Description physique

Nombre d'articles

3 articles

Métrage linéaire

0,30

Situation du fonds

Fonds clos

Éléments historiques

La fondation et le développement de la communauté de religieuses de l'Adoration perpétuelle du Saint-Sacrement de Bollène sont étroitement liés à une famille notable de la ville, les Roquard dont plusieurs membres embrassèrent l'état ecclésiastique. Dès 1720, Louise de Roquard s'associe à une fille de la Charité et achète une maison pour s'occuper de l'instruction des filles pauvres. En dépit des réticences de la communauté de Bollène à son égard, Mme de Roquard obtient du vice-légat l'autorisation de vivre sous l'habit religieux et sous l'invocation de saint Joseph. De l'évêque de Saint-Paul-Trois-Châteaux, elle reçoit la possibilité d'avoir une chapelle et de faire des processions du Saint-Sacrement ; le prélat érige peu après sa petite communauté en congrégation. Des relations sont nouées avec les religieuses de l'Adoration perpétuelle du Saint-Sacrement établies à Marseille, dont l'institution remontait à la fondation par le Père Antoine Lequieu, réformateur de l'ordre de saint Dominique, qui voulut compléter ses couvents de missionnaires dominicains du Saint-Sacrement par des fondations de religieuses contemplatives du Saint-Sacrement. De cette maison de Marseille, première du genre en 1639, partirent un siècle plus tard des soeurs qui inaugurèrent la clôture de la nouvelle maison de Bollène (1725). Les premières professions furent prononcées en 1727 et se poursuivirent tout au long du siècle, avec un fort recrutement local dans la société locale. Des donations, surtout de la famille de Roquard, permirent l'aménagement du monastère, la construction de bâtiments dès 1732 et d'une église à partir de 1750. La communauté comptait 29 religieuses en 1792 ; elle fut supprimée à cette date par la Révolution, les biens furent vendus, y compris le monastère, et les religieuses expulsées ; treize d'entre elles furent condamnées à mort par la Commission populaire d'Orange et exécutées en 1794. La communauté religieuse se reconstitua après la Révolution, et put se rétablir dans les lieux après un rachat des lots des maisons et des terrains, de 1802 à 1804, par la mère de La Fare.

Modalités d'entrée

Séquestre révolutionnaire

Inventaire à consulter

Répertoire numérique de la série H. Clergé régulier. Ordres et communautés de femmes, ordres militaires et hôpitaux, par L. Duhamel et J. de Font-Réaulx. Avignon, vers 1910-1961, 410 p. (dactyl.)

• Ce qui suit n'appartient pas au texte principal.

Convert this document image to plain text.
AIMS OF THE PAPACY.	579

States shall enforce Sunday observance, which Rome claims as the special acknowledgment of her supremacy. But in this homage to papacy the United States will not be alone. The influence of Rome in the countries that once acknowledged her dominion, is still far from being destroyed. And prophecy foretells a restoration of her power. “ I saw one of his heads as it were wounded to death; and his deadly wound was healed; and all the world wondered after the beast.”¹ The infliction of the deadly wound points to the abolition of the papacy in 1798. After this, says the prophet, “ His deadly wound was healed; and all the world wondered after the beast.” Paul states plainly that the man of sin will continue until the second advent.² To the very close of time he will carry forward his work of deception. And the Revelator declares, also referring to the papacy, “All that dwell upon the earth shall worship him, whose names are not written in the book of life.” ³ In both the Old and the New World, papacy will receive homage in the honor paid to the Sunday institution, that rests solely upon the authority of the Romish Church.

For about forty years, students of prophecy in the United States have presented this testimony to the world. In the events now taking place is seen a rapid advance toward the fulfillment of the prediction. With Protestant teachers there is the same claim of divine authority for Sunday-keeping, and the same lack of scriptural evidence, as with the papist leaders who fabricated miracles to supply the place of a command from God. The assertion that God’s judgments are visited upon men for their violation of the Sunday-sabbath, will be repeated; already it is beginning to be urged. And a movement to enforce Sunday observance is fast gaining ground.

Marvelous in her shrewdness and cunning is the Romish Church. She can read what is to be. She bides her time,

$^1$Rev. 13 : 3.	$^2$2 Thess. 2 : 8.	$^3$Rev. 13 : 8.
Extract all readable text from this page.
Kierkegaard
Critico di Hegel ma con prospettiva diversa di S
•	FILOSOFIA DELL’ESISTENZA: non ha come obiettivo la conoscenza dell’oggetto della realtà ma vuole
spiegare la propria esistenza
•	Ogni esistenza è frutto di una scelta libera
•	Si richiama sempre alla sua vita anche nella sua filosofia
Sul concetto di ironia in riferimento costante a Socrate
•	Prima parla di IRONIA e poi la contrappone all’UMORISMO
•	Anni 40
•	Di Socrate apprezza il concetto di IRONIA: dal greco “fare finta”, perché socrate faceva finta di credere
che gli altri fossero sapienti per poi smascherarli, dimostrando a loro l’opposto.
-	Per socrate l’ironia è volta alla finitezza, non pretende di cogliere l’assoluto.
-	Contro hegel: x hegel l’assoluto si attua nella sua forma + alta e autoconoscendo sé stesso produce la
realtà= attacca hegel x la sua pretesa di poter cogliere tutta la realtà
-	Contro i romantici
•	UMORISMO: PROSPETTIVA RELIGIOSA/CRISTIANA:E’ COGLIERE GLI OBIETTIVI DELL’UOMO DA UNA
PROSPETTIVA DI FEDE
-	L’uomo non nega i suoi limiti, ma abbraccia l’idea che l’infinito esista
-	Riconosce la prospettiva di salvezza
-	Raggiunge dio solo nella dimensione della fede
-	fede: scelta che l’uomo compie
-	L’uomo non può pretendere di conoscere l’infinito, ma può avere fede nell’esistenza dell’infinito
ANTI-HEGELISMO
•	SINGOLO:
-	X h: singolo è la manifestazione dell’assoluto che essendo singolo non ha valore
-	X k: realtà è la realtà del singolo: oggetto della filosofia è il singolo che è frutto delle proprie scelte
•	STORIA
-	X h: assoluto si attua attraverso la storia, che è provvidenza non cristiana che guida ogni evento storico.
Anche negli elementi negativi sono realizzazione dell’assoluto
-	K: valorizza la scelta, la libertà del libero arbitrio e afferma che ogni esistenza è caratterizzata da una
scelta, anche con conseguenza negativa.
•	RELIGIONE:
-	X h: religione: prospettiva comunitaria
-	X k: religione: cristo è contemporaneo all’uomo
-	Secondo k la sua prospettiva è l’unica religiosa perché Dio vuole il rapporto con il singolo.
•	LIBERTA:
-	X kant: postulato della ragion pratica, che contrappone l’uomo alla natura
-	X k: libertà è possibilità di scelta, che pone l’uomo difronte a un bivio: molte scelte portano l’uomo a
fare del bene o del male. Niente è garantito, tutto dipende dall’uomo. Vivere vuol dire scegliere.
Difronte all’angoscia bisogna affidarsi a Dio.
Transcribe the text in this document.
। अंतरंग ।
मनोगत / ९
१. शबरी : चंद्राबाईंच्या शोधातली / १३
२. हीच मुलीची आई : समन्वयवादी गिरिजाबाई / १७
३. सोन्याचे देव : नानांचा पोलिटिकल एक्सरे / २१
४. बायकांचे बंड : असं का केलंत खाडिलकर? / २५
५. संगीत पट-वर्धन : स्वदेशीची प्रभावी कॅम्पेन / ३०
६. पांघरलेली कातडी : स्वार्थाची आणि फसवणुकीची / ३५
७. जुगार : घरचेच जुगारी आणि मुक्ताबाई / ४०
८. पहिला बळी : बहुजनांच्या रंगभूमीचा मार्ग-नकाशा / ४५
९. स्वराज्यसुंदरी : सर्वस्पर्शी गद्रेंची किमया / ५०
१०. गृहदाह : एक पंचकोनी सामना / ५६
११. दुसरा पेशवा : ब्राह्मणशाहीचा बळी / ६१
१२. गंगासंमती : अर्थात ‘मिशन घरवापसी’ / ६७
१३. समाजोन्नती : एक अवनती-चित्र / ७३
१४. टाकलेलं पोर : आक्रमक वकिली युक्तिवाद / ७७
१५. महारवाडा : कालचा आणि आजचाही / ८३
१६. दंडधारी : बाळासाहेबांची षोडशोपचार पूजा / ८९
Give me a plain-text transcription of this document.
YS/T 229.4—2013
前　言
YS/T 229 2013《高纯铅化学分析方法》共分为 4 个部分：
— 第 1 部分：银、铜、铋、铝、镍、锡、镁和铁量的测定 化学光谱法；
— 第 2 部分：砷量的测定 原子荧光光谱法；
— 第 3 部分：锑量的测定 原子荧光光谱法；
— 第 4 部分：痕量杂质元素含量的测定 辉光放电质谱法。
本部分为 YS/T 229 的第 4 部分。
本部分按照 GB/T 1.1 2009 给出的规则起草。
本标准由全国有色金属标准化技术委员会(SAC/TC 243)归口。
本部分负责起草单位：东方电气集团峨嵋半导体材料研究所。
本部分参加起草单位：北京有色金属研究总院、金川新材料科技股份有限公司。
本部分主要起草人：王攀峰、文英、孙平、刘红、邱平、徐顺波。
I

Documents séparés du fonds

Le fonds d'archives du monastère du Saint-Sacrement de Bollène a été remis au Musée d'art sacré du Gard, à Pont-Saint-Esprit, en 1997 par Mme M. Bignan. Outre des archives de la communauté des XIXe et XXe siècles, des documents provenant du premier couvent d'Ancien Régime se trouvent confondus :

Vie des premières religieuses et relations (1703-1725), directoire pour l'adoration du Saint-Sacrement (impr., 1785), correspondance (1737-1761), brefs d'indulgences (1781-1782), copie d'actes de professions, formulaires de vêture (XVIIIe s.), cérémonial, ouvrages de dévotion (XVIIIe s.).

Bibliographie

Bignan (Marianne), Bollène. Le monastère du Saint-Sacrement. Bollène, 1978. 78 p.

Musée d'art sacré du Gard, Vivre au quotidien dans un monastère féminin provençal [catalogue d'exposition]. Pont-Saint-Esprit, 1998, 68 p.